Islamic education in Post-Soviet Tajikistan: A tool in creating and sustaining the nation state

Document Type

Book Chapter

ISBN

9781910744017

Editor

Malini Sivasubramaniam and Ruth Hayhoe

Series

Oxford studies in comparative education

Publication (Name of Journal)

Religion and education: Comparative and international perspectives

Department

Institute for Educational Development, Karachi

Publisher

Symposium Books

City

Oxford

Abstract

Central Asia has become a site not only of Islamic revival, but also of a heated contestation between diverse local and international interpretations and versions of Islam and Islamic education. Islam, and subsequently Islamic education, are key highlights of post-Soviet development all across Central Asia. This chapter takes Tajikistan as a case study, because it is in this country that Islamic education became most prominent in the initial post-Soviet landscape.
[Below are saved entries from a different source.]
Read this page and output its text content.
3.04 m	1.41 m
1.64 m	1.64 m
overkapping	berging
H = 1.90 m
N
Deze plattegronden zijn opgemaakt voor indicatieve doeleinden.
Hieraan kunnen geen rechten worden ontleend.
The chapter takes the reader on a brief journey into the continuity and changes in Islamic education over the last 30 years since Perestroika (1985), when a window for religious education in Central Asia opened up as the country emerged from the Soviet Union’s collapse, survived five years of civil war, began its market-oriented development trajectory and internal political and social consolidation as an independent state, as well as carved a space for itself in the global geo-politics. The chapter speaks to the purpose, forms, pedagogy, content and challenges of Islamic education in post-Soviet Tajikistan.